I protocolli sotto accusa, come succede da sempre, vengono periodicamente rivisti e corretti. Le correzioni definitive avvengono, per statuto, ogni tre anni e, cioè, quando il direttivo viene rinnovato e l’assemblea dei soci si riunisce per deliberare. Quei protocolli, si sappia, difficilmente vengono applicati nell’Onig, poiché essi non piacciono a nessuno. Come associazioni trans non siamo qui a difenderli quanto piuttosto a trasformarli e il lavoro già fatto ne è la dimostrazione: pensiamo piuttosto che essi possano servire come scudo verso le varie committenze istituzionali e aziende Asl addette al controllo di regolamenti interni. L’attuale forma dei suddetti protocolli cambierà a dicembre quando si terrà il prossimo convegno annuale Onig, che sarà a Bari il 6 e 7 Dicembre, dove l’assemblea dei soci voterà le proposte.

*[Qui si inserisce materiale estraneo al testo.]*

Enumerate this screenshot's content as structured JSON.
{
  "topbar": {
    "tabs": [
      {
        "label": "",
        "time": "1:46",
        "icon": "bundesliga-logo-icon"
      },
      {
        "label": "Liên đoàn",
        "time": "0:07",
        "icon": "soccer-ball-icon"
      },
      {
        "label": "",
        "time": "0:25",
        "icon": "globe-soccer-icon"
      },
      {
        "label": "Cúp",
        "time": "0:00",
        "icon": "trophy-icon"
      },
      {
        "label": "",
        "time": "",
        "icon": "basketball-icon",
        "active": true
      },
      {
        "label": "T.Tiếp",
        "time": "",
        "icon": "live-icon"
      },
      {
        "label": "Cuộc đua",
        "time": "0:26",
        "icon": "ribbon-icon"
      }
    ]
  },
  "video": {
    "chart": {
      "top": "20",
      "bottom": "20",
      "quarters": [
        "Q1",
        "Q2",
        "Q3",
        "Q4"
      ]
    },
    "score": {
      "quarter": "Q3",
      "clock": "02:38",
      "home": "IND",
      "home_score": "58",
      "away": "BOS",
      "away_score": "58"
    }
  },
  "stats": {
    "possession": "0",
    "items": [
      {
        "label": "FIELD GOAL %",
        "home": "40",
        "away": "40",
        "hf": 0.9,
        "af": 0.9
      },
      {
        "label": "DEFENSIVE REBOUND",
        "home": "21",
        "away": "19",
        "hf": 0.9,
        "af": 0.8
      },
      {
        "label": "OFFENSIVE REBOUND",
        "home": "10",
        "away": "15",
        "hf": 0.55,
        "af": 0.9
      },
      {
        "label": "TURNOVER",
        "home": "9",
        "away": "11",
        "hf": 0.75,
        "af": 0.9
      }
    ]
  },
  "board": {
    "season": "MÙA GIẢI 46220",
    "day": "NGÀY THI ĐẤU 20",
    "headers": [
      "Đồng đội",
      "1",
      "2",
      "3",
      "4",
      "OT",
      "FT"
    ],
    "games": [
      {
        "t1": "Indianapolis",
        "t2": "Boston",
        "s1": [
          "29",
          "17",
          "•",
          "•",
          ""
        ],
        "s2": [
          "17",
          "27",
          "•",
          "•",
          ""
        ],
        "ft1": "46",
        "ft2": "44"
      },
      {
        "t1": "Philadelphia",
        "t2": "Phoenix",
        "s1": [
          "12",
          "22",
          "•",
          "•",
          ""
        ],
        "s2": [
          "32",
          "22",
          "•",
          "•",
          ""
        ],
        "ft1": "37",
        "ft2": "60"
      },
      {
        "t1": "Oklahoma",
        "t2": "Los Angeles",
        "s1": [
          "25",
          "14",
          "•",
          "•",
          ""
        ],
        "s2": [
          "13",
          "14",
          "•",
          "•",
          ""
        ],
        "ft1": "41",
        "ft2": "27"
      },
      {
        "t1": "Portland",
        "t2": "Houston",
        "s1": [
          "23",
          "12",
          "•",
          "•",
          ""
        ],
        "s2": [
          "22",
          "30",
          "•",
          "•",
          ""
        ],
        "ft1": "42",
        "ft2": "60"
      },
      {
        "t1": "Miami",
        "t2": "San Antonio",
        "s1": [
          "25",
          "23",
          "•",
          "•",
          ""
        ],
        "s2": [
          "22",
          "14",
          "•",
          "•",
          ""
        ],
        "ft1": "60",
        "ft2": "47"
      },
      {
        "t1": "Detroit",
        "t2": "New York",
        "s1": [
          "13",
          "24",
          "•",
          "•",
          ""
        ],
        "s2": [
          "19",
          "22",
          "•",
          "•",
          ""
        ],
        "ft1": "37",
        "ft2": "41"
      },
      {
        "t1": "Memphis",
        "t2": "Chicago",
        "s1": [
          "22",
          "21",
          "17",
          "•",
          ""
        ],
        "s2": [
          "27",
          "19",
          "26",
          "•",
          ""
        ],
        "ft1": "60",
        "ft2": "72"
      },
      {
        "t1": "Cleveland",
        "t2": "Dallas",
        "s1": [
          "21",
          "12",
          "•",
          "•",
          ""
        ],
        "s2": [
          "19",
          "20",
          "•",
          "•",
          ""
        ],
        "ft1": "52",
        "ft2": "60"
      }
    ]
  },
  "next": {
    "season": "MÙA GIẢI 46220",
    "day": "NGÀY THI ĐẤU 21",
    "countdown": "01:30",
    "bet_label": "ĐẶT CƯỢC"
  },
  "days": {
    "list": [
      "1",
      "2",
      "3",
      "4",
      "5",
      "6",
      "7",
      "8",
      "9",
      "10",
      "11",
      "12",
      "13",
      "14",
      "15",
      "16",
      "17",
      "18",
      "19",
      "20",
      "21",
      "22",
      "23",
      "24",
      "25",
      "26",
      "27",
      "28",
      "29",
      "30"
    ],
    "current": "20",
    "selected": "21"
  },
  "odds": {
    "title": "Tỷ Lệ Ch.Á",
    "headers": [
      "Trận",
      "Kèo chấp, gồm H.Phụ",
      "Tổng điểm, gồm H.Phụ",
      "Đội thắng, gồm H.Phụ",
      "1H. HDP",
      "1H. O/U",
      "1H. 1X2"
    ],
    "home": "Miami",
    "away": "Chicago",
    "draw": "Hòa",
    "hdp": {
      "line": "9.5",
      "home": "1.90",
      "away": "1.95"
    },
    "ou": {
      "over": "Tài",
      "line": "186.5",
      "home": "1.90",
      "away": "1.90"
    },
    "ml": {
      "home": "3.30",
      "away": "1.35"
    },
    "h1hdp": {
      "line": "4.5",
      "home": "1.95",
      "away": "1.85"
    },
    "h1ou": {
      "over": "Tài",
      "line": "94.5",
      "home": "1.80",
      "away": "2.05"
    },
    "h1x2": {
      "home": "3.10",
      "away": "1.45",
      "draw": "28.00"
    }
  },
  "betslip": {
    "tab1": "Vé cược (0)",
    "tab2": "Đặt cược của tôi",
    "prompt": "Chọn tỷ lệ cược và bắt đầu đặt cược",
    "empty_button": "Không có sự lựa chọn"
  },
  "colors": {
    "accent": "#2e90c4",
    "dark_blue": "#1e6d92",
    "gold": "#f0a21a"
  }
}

Il Mit e il Consultorio Transgenere hanno creato un modello di servizio che in molti ci invidiano. Non è facile, tantomeno scontato, per noi associazioni gestire servizi pubblici con tutte le regole e i limiti che essi impongono. Ma ci abbiamo creduto e continueremo a crederci perché, nel solco scavato dal femminismo che portò la medicina nell’orizzontalità dei Consultori, crediamo, come associazioni, di poter articolare e gestire al meglio la sanità (di questo si tratta) per il benessere delle persone trans.
Veniamo entrambe da un percorso di vita antico e ricordiamo bene i danni prodotti dall’assenza totale di servizi in cui si viveva. Averli conquistati e resi disponibili è stata una grande sfida e, al contempo, una grande vittoria. Vista la regressiva realtà politica italiana, distruggere tali servizi (e lo si fa anche con la critica fine a se stessa) pone a tutti, nessuno escluso, la grandissima responsabilità di azzerare il percorso che, vista la spinta involutiva, potrebbe farci tornare al servizio privato, a cui accederebbero solo pochi privilegiati. Sperando di aver offerto alcune note di chiarimento e approfondimento, disposte sempre al confronto costruttivo, Porpora Marcasciano (Mit) e Regina Satariano (Consultorio Transgenere).